You Must Implement an XML Workflow

By Neil Litt of Princeton University Press

Published

Princeton University Press produces multivolume, heavily illustrated textbooks filled with tables and references. When I started over twenty-five years ago, I considered a markup-based workflow to capture the structure of a document so it could be delivered through different applications and not be dependent on having to lay out the data in a particular format.

In the past, there were too many serious shortcomings for anyone publishing upper-level textbooks. An overwhelming number of technical problems still exist. Even so, we chose to adopt an XML workflow at Princeton. The benefits extend beyond technical capacity: They directly address our editorial and production process. I don’t regret implementing XML.

Before offering an explanation about why a structured workflow is so important, I would like to present a little history. About twelve years ago, it looked like e-books were going to take off. The Rocket e-book reader looked like it would be the next big thing. NetLibrary, among others, was banging on our door. We hired a marketing executive whose sole focus was to negotiate the “electronicizing” of our content, and she spent the next eighteen months painstakingly negotiating contracts with library aggregators and vendors like Microsoft and Amazon. Anyway, e-books went nowhere, and we shut down our e-book initiative.

Then in 2007, the Kindle and the Sony e-readers got the buzz going all over again. The same year, ePub became the official international standard for e-books. XML seemed to be the gateway to produce not only quality ePub files but also online scholarship through library aggregators and e-textbook distributors like Oxford Scholarship Online and—more recently— JStor. XML also seemed to be the gateway to the chunking of academic books that would surely be the foundation for the next generation of course packs—all good reasons to move to XML workflow.

So we began a process to create an XML workflow that would be the least disruptive to our print production. First, there were a few systems we needed to look at more closely. I invited different systems’ representatives to the Press to address a working group I put together that included copyeditors, production editors, and designers. Our group interrogated each representative on the different data structures we regularly encountered as we published a wide range of books—including social science, applied mathematics, upper-level textbooks in mathematics and the physical sciences, humanities monographs, and natural history field guides. Representatives needed to field questions such as, “How do you code poetry embedded in a footnote?”

We determined that the optimal workflow for us would begin with the receipt of the manuscript from the author. The production editor would tag every element of the manuscript in MS Word before passing it on to the copyeditor. The designer would define corresponding tags in InDesign before passing it on to the compositor. Once we chose the vendor whose tagging system seemed most capable of handling our diverse materials, we invited the typesetters to whom we outsourced much of our composition, and the freelance copyeditors who worked on most of our manuscripts, to participate in two days of training, either in person or via webinar. Our staff’s training involved two additional sessions. The outside typesetters and copyeditors were very accepting of the process; they positively embraced it.

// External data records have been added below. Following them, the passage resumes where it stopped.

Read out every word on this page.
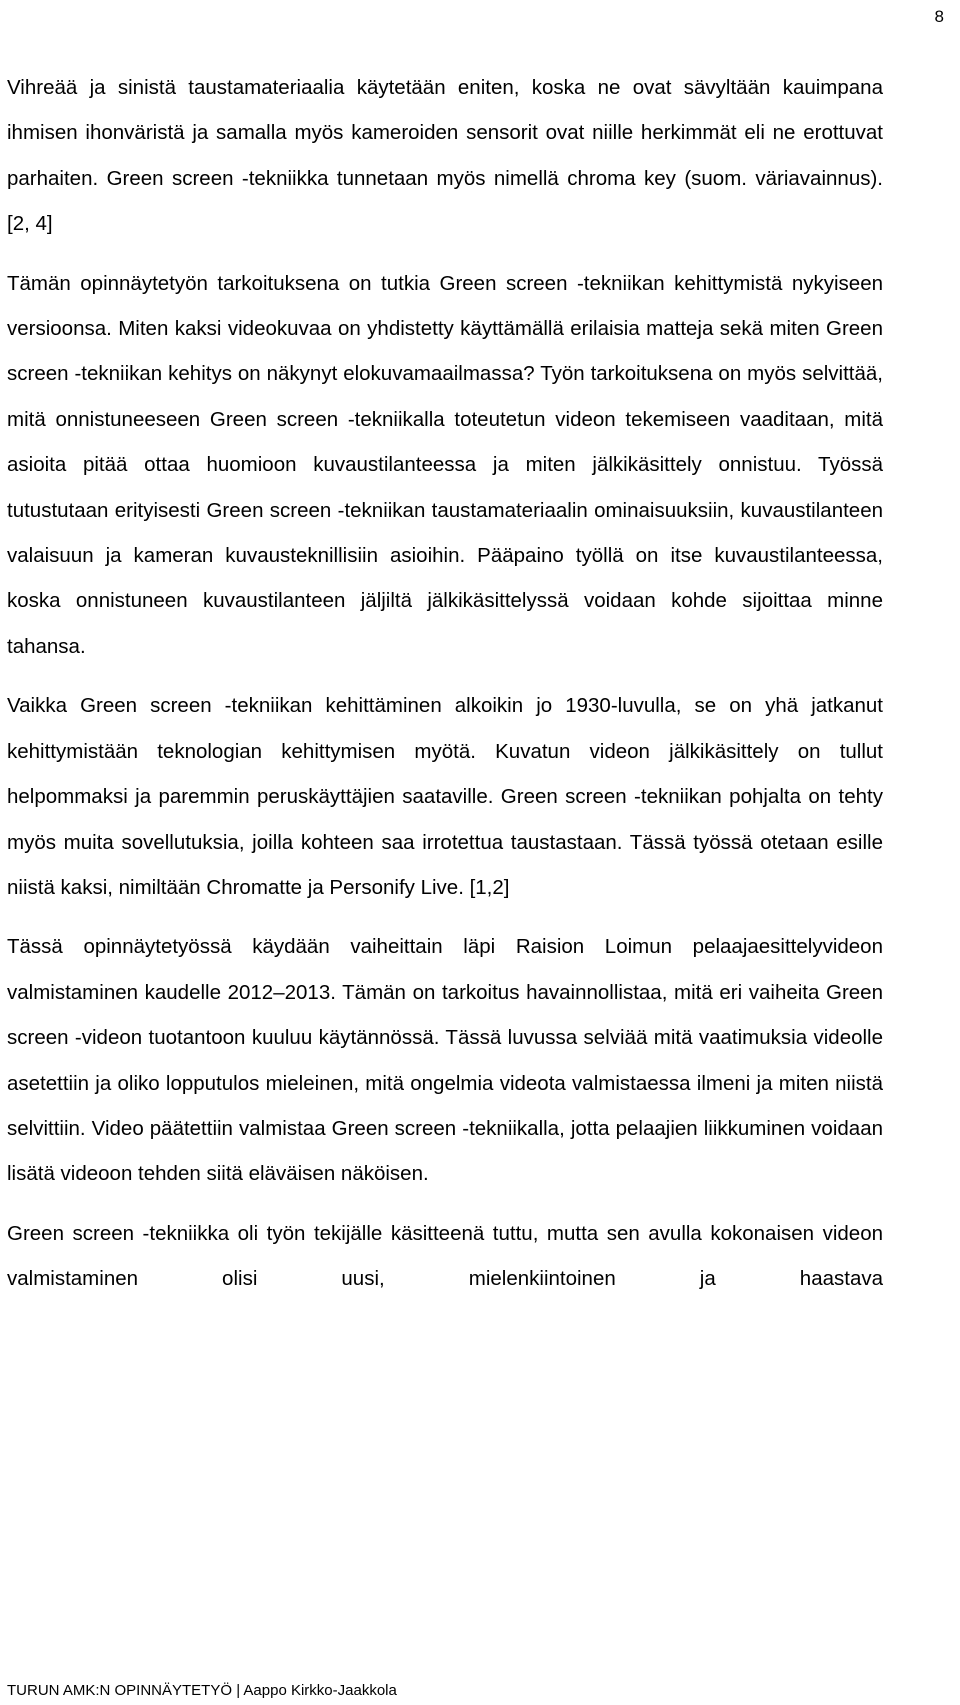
8

Vihreää ja sinistä taustamateriaalia käytetään eniten, koska ne ovat sävyltään kauimpana ihmisen ihonväristä ja samalla myös kameroiden sensorit ovat niille herkimmät eli ne erottuvat parhaiten. Green screen -tekniikka tunnetaan myös nimellä chroma key (suom. väriavainnus). [2, 4]

Tämän opinnäytetyön tarkoituksena on tutkia Green screen -tekniikan kehittymistä nykyiseen versioonsa. Miten kaksi videokuvaa on yhdistetty käyttämällä erilaisia matteja sekä miten Green screen -tekniikan kehitys on näkynyt elokuvamaailmassa? Työn tarkoituksena on myös selvittää, mitä onnistuneeseen Green screen -tekniikalla toteutetun videon tekemiseen vaaditaan, mitä asioita pitää ottaa huomioon kuvaustilanteessa ja miten jälkikäsittely onnistuu. Työssä tutustutaan erityisesti Green screen -tekniikan taustamateriaalin ominaisuuksiin, kuvaustilanteen valaisuun ja kameran kuvausteknillisiin asioihin. Pääpaino työllä on itse kuvaustilanteessa, koska onnistuneen kuvaustilanteen jäljiltä jälkikäsittelyssä voidaan kohde sijoittaa minne tahansa.

Vaikka Green screen -tekniikan kehittäminen alkoikin jo 1930-luvulla, se on yhä jatkanut kehittymistään teknologian kehittymisen myötä. Kuvatun videon jälkikäsittely on tullut helpommaksi ja paremmin peruskäyttäjien saataville. Green screen -tekniikan pohjalta on tehty myös muita sovellutuksia, joilla kohteen saa irrotettua taustastaan. Tässä työssä otetaan esille niistä kaksi, nimiltään Chromatte ja Personify Live. [1,2]

Tässä opinnäytetyössä käydään vaiheittain läpi Raision Loimun pelaajaesittelyvideon valmistaminen kaudelle 2012–2013. Tämän on tarkoitus havainnollistaa, mitä eri vaiheita Green screen -videon tuotantoon kuuluu käytännössä. Tässä luvussa selviää mitä vaatimuksia videolle asetettiin ja oliko lopputulos mieleinen, mitä ongelmia videota valmistaessa ilmeni ja miten niistä selvittiin. Video päätettiin valmistaa Green screen -tekniikalla, jotta pelaajien liikkuminen voidaan lisätä videoon tehden siitä eläväisen näköisen.

Green screen -tekniikka oli työn tekijälle käsitteenä tuttu, mutta sen avulla kokonaisen videon valmistaminen olisi uusi, mielenkiintoinen ja haastava

TURUN AMK:N OPINNÄYTETYÖ | Aappo Kirkko-Jaakkola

Our digital asset manager accepted our files and gave us a significant discount for providing XML. E-book sales increased exponentially and are now 10 percent of our sales and rising. The process does not work with every e-book and is certainly not a panacea for solving technical problems.

Our digital asset manager, who gave us a substantial discount for providing XML, never told us directly that they were not actually using the XML. Why? Because we, as an industry, were not all using the same DTD. Thus all their conversions (all outsourced) had to have a PDF-to-ePub workflow. Also, for scholarly books, having real page numbers accessible in the e-reader was and is an essential data point for researchers. Since our XML is incomplete in the sense that it does not tag the page breaks, the PDF, which does, provides an essential piece of information that the XML cannot currently retain. Of course, we thought XML would solve many problems like this, but it does not.

So why bother to use an XML workflow? It achieved some other very desirable outcomes unrelated to our reasons for initially implementing it. XML workflow got everyone on the same page. Now, there is consistency in formatting from start to finish where, previously, there was every kind of ad hoc coding throughout the process. Most importantly, we arrived at a standard process within InDesign. Now everyone wants to work with the consistent IDTT files—the designers, who no longer have to write specs because a properly prepared IDTT file is better than a dozen pages of type specs, and the typesetters, who were previously receiving those type specifications written a dozen different ways. This process has also stimulated a heightened consciousness in the designers to anticipate and account for all possible combinations of elements. This, in turn, results in fewer problems at the proof stage.

The production editors have only positive things to say about their own heightened awareness of the structure of text that results from their tagging the manuscripts in preparation for editing. It is also easier to extract Word files with styles intact from consistently prepared InDesign files when the need arises to return files to the authors for revised editions. Someday all these structured documents will be in our archive, ready for the next new content delivery device. It is an investment in an uncertain future that is also reaping unanticipated benefits in the present.